La défense expliquée à l'IHEDN

Publié le 07 juin 2017 par Podcastjournal @Podcast_Journal
Rédacteurs et stagiaires: cliquez sur cette barre pour vous connecter en back-office de la rédaction! Recherche par tags (mots-clés) Recherche d'évènements (agenda) L’exposition de peinture et de livres et les débats, organisés avec plusieurs penseurs, experts et membres de la société civile, ont eu lieu autour de six espaces aux noms plutôt équivoques: d’Artagnan, Terminator, Valmy, Minotaure, Gladiator et Conseil de guerre. Face à des thématiques telles que la mondialisation des conflits, les nouvelles technologies, la médiatisation et la représentation artistique de la guerre, les maladies, la complexité et la vulnérabilité de l’esprit humain, les défis de la sécurité ne manquent pas.

Habituellement associée à une institution vieillissante et ennuyeuse, cette journée annonçait de voir "La défense telle que vous ne l’avez jamais abordée". Très ancrée dans la modernité et la réflexion sur l’avenir qui nous engage tous, les différentes rencontres de la journée abordaient des sujets aussi variés que passionnants, comme "Guerre pas Net! La cyberguerre a déjà commencé", "Mars ou Vénus? La guerre est-elle une question d’hormones?" ou "Permis de tuer: tire et oublie!". La conférence "Dessine-moi une kalach! Les enfants soldats" abordait un des sujets les plus sensibles. Triste référence au "dessine-moi un mouton" du Petit Prince, qui rappelle ce monde naïf et innocent que les enfants soldats ont perdu. Philippe Brizemur, de la commission Droits de l’enfant à Amnesty International, Eric Sandarlz, psychologue clinicien et le colonel Valéry Putz du 2e régiment étranger d’infanterie ont débattu de ce phénomène vieux comme le monde mais malheureusement toujours existant.

Tout d’abord qu’est-ce qu’un enfant soldat?
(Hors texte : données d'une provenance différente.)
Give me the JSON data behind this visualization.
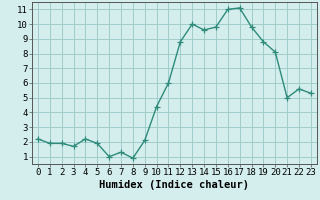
{
  "x": [
    0,
    1,
    2,
    3,
    4,
    5,
    6,
    7,
    8,
    9,
    10,
    11,
    12,
    13,
    14,
    15,
    16,
    17,
    18,
    19,
    20,
    21,
    22,
    23
  ],
  "y": [
    2.2,
    1.9,
    1.9,
    1.7,
    2.2,
    1.9,
    1.0,
    1.3,
    0.9,
    2.1,
    4.4,
    6.0,
    8.8,
    10.0,
    9.6,
    9.8,
    11.0,
    11.1,
    9.8,
    8.8,
    8.1,
    5.0,
    5.6,
    5.3
  ],
  "line_color": "#2e8b7a",
  "marker": "+",
  "marker_size": 4,
  "linewidth": 1.0,
  "xlabel": "Humidex (Indice chaleur)",
  "xlim": [
    -0.5,
    23.5
  ],
  "ylim": [
    0.5,
    11.5
  ],
  "bg_color": "#d4eeee",
  "grid_color": "#a0cccc",
  "xtick_labels": [
    "0",
    "1",
    "2",
    "3",
    "4",
    "5",
    "6",
    "7",
    "8",
    "9",
    "10",
    "11",
    "12",
    "13",
    "14",
    "15",
    "16",
    "17",
    "18",
    "19",
    "20",
    "21",
    "22",
    "23"
  ],
  "ytick_values": [
    1,
    2,
    3,
    4,
    5,
    6,
    7,
    8,
    9,
    10,
    11
  ],
  "xlabel_fontsize": 7.5,
  "tick_fontsize": 6.5
}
Selon la convention des droits de l’enfant, ratifiée par tous les pays sauf les USA, il s’agit d’une personne de moins de 18 ans engagée activement dans un conflit armé, et l’enrôlement d’enfants de moins de 15 ans est un crime de guerre. On estime aujourd’hui qu’entre 250 à 300.000 enfants sont concernés aujourd’hui, dont 40% de filles, servant principalement de bétail sexuel aux troupes. Ces chiffres restent difficiles à évaluer car beaucoup sont cachés par les milices. Des enfants, même de moins de 10 ans, sont utilisés comme porteurs de munitions, cuisiniers, combattants, et même pour commettre des attentats-suicide. L’ONU établit chaque année une liste de la honte de milices et États qui utilisent des enfants et beaucoup de pays font pression pour ne pas y apparaître, tel qu’Israël ou l’Arabie saoudite. Les enfants restent, malheureusement, la main d’œuvre la moins cher en temps de guerre.

Loin d’être un phénomène nouveau, les soldats français y sont longuement préparés en amont. Par leurs actions de terrains l’armée française y est confrontée, mais la triste réalité est qu’il ne s’agit qu’un des nombreux crimes de guerre, et pas une priorité lors d’opérations urgentes face à des pillages et des massacres. Comment faire la différence entre un enfant et un combattant? Et comment lutter contre ce problème? Garder sa liberté de perception et d’action est essentielle, pour savoir réagir proportionnellement à une menace, d’où une longue préparation des officiers et des soldats. Mais surtout, le changement se fera en redonnant les conditions de vie et de sécurité à la population, en coordination par la suite avec l’UNICEF, et en poursuivant les groupes qui commettent ces crimes. Pour le général Putz, il faut "faire la guerre à ceux qui font la guerre".

Le travail de suivi et de réinsertion sera lui le plus long et le plus complexe. Les rapports à la mort, aux limites, aux interdits n’ont pas été intégrés par ces enfants. Eric Sandarzl explique "qu’il faut peu de temps pour démolir un être, mais des décennies pour le reconstruire". L’adolescence, période indispensable pour devenir adulte, n’a pas été vécue, ce qui crée de graves problèmes de transgressions et une transmission qui est détruite pour plusieurs générations. Le moment traumatique vécu par ces jeunes devient leur nouvelle origine, leur nouvelle identité, et commence alors un immense travail pour retrouver la personne qu’ils étaient avant ce traumatisme. L’oubli est impossible, et contrairement aux idées reçues, la parole n’est pas forcément libératrice. Face à des enfants éteints à tout, comme anesthésiés, il faut remettre des sensations et de la pensée, rétablir une confiance. Vengeance, obéissance à groupe, kidnapping… les raisons de l’enrôlement des enfants sont nombreuses, mais il importe de ne pas oublier qu’un enfant n’est jamais volontaire pour perdre son innocence pour la violence de la guerre.